Launch iPhoto while holding down the ⌥ key, and when prompted create a new library, save where-ever you like. This has to be done as these settings are library specific.

iPhoto Library Chooser

Once you have iPhoto open press ⌘ + , in order to open the preference, or just go to iPhoto > Preferences. In order to edit images in RAW mode, providing yourself with the most flexibility you must first set iPhoto to open images for editing in a program with some advanced RAW support, such as Adobe Photoshop.

Go ahead and select your program of choice from the “Edit Photo:” drop-down.

Setting Photoshop as your default photo editor allows you to take advantage of it's advanced RAW feature when editing photo's from your iPhoto library.

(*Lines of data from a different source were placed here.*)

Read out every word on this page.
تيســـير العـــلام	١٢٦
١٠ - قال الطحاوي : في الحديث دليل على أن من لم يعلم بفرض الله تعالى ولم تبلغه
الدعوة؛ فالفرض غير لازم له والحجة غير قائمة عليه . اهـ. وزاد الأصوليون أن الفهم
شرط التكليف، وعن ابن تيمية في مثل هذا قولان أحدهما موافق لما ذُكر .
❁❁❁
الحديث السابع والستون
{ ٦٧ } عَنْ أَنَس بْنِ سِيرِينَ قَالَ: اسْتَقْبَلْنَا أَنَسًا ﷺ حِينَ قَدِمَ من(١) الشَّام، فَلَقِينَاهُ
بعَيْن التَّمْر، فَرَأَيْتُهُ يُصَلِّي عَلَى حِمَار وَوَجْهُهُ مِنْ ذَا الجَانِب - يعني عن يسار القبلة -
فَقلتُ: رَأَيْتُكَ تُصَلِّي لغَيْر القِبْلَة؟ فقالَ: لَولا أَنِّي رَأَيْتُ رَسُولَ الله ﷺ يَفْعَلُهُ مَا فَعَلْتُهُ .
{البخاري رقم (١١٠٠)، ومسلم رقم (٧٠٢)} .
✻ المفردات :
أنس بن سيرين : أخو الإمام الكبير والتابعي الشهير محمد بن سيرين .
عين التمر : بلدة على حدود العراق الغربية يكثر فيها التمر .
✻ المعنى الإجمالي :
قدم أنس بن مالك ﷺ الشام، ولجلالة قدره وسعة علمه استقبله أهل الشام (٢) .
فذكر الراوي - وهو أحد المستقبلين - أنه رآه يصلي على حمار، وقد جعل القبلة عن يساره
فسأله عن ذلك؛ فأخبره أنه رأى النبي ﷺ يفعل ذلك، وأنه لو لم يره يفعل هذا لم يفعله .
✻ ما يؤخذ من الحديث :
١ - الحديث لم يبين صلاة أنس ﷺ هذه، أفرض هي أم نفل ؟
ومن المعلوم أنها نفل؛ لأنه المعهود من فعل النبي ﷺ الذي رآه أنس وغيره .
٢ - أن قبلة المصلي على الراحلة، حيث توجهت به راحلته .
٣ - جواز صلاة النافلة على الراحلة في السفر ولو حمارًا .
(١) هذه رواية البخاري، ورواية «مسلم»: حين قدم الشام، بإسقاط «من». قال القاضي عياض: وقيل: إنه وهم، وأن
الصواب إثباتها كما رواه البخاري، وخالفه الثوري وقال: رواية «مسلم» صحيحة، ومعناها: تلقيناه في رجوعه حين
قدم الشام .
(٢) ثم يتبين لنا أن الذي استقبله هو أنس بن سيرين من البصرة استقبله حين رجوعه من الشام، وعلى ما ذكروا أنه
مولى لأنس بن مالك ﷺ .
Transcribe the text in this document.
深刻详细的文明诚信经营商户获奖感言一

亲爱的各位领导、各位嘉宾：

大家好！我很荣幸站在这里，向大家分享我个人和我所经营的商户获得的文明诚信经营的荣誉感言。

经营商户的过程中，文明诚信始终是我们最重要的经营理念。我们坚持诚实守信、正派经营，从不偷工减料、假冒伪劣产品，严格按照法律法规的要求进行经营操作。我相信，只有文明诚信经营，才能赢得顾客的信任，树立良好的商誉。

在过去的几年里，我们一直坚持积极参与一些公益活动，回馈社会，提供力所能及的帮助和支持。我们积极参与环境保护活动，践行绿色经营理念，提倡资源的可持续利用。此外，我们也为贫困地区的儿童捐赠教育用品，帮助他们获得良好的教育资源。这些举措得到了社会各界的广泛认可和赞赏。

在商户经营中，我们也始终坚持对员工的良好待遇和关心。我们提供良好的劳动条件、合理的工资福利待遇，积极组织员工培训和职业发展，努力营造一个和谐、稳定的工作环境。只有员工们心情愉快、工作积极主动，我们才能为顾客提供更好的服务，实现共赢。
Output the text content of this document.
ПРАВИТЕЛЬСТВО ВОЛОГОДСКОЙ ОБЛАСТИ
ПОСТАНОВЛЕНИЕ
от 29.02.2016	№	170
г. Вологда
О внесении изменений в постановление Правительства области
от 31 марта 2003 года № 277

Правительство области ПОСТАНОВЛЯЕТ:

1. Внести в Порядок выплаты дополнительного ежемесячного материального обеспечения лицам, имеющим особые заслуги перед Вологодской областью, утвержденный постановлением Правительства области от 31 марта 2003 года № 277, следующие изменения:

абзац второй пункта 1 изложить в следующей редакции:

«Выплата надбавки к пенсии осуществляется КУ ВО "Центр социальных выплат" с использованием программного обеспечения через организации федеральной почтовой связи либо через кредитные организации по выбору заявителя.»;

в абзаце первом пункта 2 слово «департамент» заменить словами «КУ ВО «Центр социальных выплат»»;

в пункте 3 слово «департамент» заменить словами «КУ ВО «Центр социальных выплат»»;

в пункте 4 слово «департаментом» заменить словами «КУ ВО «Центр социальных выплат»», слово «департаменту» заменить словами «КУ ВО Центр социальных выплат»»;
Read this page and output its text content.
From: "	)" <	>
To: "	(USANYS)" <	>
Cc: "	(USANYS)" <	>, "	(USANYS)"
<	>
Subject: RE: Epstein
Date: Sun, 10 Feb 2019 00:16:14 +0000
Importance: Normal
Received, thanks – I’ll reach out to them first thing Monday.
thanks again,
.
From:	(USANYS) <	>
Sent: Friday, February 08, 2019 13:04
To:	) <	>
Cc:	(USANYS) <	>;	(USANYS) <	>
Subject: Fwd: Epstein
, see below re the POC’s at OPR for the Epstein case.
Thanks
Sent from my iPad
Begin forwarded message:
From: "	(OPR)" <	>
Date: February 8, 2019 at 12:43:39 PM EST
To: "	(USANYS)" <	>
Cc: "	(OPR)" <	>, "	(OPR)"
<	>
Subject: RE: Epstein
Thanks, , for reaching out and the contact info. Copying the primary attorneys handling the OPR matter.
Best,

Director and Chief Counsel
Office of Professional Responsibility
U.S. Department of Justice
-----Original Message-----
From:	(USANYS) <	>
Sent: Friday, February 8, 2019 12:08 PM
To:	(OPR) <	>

Finally, you need to go to the “Advanced” tab and under the “RAW Photos:” section check the “Use RAW when using external editor” checkbox, this ensures your files alway open for editing as a RAW, as opposed to a computer generated JPEG.

Set iPhoto to open files in the RAW format

Conclusions

iPhoto, when set-up to work correctly with RAW photos, can make a good photo-manager that is easier to use than more advanced software like Adobe Bridge. It is ideally placed for amateur photographers who may not necessarily want to pay out for more advanced software but want a good way to manage the many thousands of photos they may take.

In time, though, you will find yourself out-growing the capabilities of iPhoto, and may want to start thinking about software such as Apple’s very own Aperture.